The CIA has halted harsh interrogation techniques approved by the White House pending a review by the justice department, a US newspaper reports.
The US has been criticised for its treatment of terror suspects
The Washington Post said the techniques - including feigned drowning, denial of pain medication and sleep deprivation - had been used on al-Qaeda suspects.
An unnamed official was quoted as saying the tactics were on hold while checks were made on their legality.
The move follows the Abu Ghraib prisoner abuse scandal in Iraq.
The White House said on Tuesday it was reviewing a justice department memo from August 2002 that detailed how to avoid violating US and international laws when interrogating prisoners.
The CIA's decision to suspend what it calls "enhanced interrogation techniques" applies to the agency's facilities around the world and not military prisons such as Guantanamo Bay in Cuba, the Post said.
It added that current and former CIA officers said the decision reflected the agency's concern about being accused of unsanctioned and illegal activities.
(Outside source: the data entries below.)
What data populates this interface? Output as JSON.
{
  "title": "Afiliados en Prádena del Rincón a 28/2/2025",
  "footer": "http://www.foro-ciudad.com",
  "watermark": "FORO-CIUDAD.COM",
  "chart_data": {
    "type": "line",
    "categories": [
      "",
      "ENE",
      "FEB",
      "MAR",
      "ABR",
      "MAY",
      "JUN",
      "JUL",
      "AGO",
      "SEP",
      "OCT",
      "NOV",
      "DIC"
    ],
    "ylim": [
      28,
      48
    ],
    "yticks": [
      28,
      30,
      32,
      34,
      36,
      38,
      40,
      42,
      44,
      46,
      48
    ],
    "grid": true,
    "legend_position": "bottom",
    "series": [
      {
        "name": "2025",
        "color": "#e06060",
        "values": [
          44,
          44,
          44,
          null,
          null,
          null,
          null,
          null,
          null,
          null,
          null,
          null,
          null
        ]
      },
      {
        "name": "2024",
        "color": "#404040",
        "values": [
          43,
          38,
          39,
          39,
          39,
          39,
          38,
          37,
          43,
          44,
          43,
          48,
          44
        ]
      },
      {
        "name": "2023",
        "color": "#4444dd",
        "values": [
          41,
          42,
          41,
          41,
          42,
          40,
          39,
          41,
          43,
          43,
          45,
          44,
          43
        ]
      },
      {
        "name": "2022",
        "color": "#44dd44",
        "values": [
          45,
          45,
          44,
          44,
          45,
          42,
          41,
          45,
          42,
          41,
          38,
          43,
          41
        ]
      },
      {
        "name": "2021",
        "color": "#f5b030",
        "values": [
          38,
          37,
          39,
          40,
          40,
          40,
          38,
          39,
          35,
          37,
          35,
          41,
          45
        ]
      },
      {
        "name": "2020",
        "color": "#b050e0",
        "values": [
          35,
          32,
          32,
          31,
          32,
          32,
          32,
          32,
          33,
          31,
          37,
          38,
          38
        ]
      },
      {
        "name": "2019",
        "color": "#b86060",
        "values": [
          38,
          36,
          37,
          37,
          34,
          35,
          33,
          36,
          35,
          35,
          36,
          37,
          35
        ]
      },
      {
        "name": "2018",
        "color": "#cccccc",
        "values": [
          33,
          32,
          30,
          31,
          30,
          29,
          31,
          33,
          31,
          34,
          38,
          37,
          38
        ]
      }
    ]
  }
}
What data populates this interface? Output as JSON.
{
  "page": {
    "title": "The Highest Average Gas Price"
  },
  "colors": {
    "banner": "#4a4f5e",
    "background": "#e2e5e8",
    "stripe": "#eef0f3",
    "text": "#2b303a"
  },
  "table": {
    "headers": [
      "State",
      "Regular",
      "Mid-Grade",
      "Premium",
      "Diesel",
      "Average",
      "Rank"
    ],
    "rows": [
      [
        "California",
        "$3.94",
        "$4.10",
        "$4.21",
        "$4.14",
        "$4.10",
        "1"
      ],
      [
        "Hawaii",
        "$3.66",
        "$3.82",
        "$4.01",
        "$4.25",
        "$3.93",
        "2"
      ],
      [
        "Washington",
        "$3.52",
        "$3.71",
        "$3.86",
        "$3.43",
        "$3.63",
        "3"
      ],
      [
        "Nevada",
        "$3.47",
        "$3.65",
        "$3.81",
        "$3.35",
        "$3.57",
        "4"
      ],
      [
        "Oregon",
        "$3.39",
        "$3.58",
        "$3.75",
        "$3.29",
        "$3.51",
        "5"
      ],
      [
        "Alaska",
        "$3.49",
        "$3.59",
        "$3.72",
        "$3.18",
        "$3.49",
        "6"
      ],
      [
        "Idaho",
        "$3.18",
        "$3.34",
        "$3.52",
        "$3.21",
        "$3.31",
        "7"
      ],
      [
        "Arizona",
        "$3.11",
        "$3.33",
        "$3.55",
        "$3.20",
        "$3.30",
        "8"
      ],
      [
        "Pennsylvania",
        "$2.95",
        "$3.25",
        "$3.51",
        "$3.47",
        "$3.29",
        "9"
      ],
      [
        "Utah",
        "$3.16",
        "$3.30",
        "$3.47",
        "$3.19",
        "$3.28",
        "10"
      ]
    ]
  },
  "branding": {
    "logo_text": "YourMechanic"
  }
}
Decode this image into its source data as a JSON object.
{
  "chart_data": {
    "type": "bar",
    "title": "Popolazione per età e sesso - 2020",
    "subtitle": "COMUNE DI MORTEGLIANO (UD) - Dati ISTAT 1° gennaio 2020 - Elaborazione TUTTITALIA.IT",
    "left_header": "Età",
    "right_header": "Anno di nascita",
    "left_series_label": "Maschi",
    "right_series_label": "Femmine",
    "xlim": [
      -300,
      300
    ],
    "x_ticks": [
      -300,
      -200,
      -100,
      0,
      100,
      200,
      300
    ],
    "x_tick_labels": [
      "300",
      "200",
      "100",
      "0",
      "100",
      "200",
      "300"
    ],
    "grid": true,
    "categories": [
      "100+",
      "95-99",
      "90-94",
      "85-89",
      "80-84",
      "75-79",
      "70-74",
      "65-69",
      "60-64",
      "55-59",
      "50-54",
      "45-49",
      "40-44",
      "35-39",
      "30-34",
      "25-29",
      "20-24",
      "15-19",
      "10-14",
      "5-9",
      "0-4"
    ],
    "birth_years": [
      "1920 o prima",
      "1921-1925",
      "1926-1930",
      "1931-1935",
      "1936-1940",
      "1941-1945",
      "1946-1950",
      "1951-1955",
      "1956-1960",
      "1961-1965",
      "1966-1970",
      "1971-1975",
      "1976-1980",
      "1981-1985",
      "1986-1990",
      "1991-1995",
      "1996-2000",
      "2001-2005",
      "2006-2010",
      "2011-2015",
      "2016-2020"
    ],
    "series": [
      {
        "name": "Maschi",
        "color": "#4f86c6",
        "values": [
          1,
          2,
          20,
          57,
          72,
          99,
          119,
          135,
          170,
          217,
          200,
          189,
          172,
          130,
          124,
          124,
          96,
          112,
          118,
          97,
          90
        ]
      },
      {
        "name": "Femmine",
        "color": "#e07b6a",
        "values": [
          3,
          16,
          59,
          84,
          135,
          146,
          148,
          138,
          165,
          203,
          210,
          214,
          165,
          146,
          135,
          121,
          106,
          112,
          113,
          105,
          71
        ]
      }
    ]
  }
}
"Everything's on hold," it quoted one former senior official as saying. "The whole thing has been stopped until we sort out whether we are sure we're on legal ground."
A CIA spokesman declined to comment on the issue.
The Washington Post reported that, although the White House said the justice department memo was written by a small group of lawyers, administration officials admitted it had been vetted by the National Security Council, the White House counsel's office and Vice-President Dick Cheney's office among others.
It is the latest fallout of the scandal over abuse of prisoners by US soldiers at Abu Ghraib jail in Iraq.
People working for the CIA have been accused of involvement in the mistreatment of prisoners in Iraq as well as in Afghanistan.